George Lucas, Chair of Sport Northern Ireland, said:
"Sport NI was delighted to welcome this year's UK Coaching Summit to Northern Ireland, and supporting UK Coaching in organising the event.
“Coaches play a crucial role in making sport happen at all levels within local communities, and the Summit is a great opportunity to engage with colleagues from across the UK, to collaborate and share learning on the work we are all doing to support and develop our sporting workforce."
Mark Gannon, Chief Executive Officer of UK Coaching, said:
“Sport Northern Ireland pulled out all the stops and what was really nice is they tried to do something different.
"I was really excited about the diversity of people [at the Summit], from all sorts of backgrounds. And some of the outcomes [from the sessions] were community outcomes, they were not sport outcomes, they were using physical activity and sport as a medium to bring about a positive outcome for a community.
"That's the key message for me from this conference; this is about coaching and people inspiring people.
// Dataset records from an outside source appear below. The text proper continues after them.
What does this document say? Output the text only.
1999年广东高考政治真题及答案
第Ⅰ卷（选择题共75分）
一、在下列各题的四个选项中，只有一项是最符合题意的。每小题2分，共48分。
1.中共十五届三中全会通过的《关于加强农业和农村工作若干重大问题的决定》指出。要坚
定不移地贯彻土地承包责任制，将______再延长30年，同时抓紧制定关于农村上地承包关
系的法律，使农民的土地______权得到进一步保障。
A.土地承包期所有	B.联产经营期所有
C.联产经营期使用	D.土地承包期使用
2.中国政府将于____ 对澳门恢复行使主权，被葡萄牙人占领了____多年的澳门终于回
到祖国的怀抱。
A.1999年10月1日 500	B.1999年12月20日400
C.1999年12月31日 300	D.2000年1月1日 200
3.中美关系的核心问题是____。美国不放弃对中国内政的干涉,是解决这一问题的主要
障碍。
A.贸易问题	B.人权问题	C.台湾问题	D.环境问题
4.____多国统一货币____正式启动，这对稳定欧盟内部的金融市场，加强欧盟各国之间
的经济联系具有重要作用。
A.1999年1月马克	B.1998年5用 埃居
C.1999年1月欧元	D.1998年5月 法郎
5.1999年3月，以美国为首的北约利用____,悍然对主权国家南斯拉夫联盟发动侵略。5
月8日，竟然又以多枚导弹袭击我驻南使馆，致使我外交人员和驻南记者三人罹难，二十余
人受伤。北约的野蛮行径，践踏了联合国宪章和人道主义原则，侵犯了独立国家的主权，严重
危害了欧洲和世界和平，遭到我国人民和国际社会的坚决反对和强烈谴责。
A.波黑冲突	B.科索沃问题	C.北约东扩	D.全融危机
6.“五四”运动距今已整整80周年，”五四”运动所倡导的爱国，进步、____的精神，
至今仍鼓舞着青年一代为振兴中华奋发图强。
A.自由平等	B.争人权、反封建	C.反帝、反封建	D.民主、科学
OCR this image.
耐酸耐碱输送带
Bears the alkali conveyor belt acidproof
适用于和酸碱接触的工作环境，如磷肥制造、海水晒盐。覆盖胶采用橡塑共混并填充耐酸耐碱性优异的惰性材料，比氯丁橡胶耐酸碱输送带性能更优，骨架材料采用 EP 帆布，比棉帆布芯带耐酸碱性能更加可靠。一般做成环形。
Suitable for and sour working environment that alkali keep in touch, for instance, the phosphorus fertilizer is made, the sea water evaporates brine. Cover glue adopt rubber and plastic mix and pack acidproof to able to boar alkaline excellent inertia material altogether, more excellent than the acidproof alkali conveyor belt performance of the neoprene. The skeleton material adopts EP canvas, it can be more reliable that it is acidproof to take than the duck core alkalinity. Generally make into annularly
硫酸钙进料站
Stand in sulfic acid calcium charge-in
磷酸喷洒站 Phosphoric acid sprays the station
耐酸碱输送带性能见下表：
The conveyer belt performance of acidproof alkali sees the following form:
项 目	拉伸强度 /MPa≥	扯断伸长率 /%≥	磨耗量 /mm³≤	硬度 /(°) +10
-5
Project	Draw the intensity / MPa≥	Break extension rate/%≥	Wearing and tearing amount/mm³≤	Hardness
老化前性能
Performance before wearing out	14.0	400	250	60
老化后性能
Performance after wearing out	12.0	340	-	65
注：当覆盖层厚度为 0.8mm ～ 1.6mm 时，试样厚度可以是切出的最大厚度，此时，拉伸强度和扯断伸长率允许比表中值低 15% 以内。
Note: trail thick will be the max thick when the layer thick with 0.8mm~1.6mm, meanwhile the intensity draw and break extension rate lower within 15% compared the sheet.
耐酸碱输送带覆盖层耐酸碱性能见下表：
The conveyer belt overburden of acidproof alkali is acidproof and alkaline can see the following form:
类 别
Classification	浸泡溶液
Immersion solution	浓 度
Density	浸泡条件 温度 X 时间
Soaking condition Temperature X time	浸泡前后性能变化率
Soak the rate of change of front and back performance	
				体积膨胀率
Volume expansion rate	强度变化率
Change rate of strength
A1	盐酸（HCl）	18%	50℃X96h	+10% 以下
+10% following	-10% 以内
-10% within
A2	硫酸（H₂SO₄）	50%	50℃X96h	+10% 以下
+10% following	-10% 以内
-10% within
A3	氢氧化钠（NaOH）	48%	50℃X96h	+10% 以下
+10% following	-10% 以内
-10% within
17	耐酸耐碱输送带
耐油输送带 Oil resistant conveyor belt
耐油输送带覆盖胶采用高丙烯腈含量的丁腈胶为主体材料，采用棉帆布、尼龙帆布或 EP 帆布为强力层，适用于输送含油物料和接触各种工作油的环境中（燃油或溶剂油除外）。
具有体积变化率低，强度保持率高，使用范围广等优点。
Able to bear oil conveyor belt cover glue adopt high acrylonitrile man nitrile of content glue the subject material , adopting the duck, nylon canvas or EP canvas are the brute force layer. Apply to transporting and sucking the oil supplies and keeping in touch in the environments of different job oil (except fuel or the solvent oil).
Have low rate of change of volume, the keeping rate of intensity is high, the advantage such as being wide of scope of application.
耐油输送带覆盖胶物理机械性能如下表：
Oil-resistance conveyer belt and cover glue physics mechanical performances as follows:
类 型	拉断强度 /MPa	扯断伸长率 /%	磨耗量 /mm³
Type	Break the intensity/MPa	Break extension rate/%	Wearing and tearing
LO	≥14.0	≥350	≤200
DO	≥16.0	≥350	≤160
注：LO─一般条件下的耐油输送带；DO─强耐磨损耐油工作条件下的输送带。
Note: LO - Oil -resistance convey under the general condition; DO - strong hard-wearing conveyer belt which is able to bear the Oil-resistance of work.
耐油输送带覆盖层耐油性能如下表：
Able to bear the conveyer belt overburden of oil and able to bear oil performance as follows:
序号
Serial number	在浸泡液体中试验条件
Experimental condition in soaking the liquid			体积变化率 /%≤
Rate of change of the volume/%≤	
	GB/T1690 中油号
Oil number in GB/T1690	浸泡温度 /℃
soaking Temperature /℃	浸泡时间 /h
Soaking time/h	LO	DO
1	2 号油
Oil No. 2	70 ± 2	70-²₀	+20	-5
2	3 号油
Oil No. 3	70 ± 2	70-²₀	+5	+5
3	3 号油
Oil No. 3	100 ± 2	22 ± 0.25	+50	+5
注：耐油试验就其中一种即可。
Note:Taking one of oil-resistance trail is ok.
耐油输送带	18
It doesn't matter what context it's in, whether it's business; whether it’s executive coaching; whether you're a parent of a kid, it's coaching - it's inspiring people.
“There’s so many fringe benefits to coaching I think that’s the bit we’ve got to appreciate and actually maximise. And understand that it does have a bigger impact than just performance sport, not that we should forget performance sport, it’s critical that we keep that, but the impact of coaching and changing people’s lives is huge.”